Although based on natural ingredients, those applications have raised the ire of some advocates of organic and regenerative agriculture. “The microbial communities that exist in animal guts and in the soil have evolved over eons,” asserts author Tom Philpott, the food and agriculture correspondent for Mother Jones magazine. “I suspect that diverse diets and crop rotations—not lab-grown potions—are key to engendering healthy biomes, both within our bodies and in the dirt.”8

Despite this criticism, the coatings allow farmers to vastly reduce their spraying of expensive synthetic fertilizers that pollute waterways. Trace Genomics’ data and analytics also help cultivators reduce disease. Soybean growers, for instance, fear a fungus that causes sudden death syndrome and attacks plants so late in the growing season that little can be done to treat the disease and save the crop. By utilizing Trace’s soil intelligence, however, farmers can detect traces of the fungus early, in time to protect their plants proactively.

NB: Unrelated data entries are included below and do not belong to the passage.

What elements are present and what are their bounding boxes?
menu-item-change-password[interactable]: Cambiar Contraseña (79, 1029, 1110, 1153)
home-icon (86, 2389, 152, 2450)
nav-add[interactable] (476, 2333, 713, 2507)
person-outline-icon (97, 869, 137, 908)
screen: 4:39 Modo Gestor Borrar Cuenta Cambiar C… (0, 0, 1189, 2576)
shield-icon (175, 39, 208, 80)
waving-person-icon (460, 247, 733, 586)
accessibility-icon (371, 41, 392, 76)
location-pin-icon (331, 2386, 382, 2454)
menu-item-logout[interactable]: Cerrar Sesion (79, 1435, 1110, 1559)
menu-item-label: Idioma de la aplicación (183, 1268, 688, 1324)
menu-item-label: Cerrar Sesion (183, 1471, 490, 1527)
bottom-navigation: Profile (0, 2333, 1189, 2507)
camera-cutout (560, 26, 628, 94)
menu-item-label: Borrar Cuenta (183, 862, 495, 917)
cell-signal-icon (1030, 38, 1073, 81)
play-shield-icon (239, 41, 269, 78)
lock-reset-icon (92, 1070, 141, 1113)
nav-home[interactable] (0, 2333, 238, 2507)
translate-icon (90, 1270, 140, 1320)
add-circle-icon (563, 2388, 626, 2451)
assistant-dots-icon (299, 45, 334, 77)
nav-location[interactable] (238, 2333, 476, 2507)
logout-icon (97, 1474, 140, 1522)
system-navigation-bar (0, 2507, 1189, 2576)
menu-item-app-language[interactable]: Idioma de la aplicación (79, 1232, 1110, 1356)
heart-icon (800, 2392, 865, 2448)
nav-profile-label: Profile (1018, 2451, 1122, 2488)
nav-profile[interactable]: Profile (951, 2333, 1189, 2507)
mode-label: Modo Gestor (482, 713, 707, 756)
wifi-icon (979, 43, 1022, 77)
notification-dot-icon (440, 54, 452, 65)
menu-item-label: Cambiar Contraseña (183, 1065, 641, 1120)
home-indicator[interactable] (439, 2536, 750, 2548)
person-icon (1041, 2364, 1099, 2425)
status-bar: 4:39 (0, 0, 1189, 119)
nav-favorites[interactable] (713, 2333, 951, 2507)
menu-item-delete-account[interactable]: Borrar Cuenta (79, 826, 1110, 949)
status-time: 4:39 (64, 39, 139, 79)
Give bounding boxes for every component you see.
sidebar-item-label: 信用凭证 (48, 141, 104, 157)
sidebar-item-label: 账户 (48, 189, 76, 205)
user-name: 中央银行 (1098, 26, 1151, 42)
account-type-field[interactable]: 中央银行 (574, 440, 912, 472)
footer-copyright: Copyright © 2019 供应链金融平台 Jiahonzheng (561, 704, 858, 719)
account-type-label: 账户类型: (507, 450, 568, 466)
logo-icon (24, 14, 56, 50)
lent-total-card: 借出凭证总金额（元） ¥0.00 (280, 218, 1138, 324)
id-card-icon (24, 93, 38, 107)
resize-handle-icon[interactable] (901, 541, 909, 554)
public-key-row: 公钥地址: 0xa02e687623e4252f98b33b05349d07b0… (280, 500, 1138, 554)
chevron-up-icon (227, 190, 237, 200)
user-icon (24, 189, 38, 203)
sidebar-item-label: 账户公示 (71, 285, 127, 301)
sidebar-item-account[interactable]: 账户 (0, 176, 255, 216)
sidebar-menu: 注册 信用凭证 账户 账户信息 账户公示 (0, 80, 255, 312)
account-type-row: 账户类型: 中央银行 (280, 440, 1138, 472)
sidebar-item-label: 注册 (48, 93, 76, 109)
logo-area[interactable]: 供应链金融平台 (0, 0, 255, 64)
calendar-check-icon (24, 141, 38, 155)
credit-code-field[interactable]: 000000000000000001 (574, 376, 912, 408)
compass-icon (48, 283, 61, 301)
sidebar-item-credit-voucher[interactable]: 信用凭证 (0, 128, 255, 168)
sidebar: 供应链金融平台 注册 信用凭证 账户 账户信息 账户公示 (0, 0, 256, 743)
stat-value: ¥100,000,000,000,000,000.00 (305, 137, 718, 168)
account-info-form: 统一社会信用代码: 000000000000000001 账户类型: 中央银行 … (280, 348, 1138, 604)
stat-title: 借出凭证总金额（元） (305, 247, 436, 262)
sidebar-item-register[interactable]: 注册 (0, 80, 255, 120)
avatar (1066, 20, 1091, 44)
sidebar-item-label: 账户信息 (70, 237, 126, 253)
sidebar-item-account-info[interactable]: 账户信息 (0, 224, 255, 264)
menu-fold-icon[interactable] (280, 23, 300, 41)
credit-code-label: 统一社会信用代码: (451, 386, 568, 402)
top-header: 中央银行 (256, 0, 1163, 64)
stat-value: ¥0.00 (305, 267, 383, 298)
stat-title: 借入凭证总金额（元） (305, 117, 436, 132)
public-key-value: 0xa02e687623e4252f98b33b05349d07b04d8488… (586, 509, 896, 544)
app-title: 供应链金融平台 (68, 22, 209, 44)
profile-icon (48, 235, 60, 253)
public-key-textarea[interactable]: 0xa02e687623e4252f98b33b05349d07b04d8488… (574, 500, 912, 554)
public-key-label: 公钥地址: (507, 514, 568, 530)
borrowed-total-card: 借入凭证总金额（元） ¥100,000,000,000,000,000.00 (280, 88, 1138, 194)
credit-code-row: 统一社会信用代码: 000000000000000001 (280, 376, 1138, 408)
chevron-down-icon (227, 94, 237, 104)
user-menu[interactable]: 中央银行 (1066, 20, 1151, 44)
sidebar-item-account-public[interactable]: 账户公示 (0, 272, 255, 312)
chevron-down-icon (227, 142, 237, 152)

In addition to its detractors, the firm faces numerous competitors and challenges. Other biotechnology firms—such as Benson Hill in St. Louis, Missouri, and AgBiome in Durham, North Carolina—utilize cloud-based biology and genomics to offer advanced screenings for the agricultural sector, and Alphabet’s X lab, the former Google division that launched the Waymo self-driving car, has developed a four-wheel rover-like prototype, what it calls a “plant buggy,” that studies soils and environmental factors with a mix of cameras and sensors. To show unique value to farmers, many of whom distrust new technologies, Wu and Parameswaran recognize they must raise more capital, lower the costs of soil studies, and reduce the analysis time from days to seconds.

Although neither founder has worked the land, both claim a family relationship, with Wu’s grandfather a third-generation produce grower and Parameswaran’s uncle the owner of a local fishery. Being newcomers themselves to farming, the pair initially talked a lot with cultivators, learning their perspectives and concerns.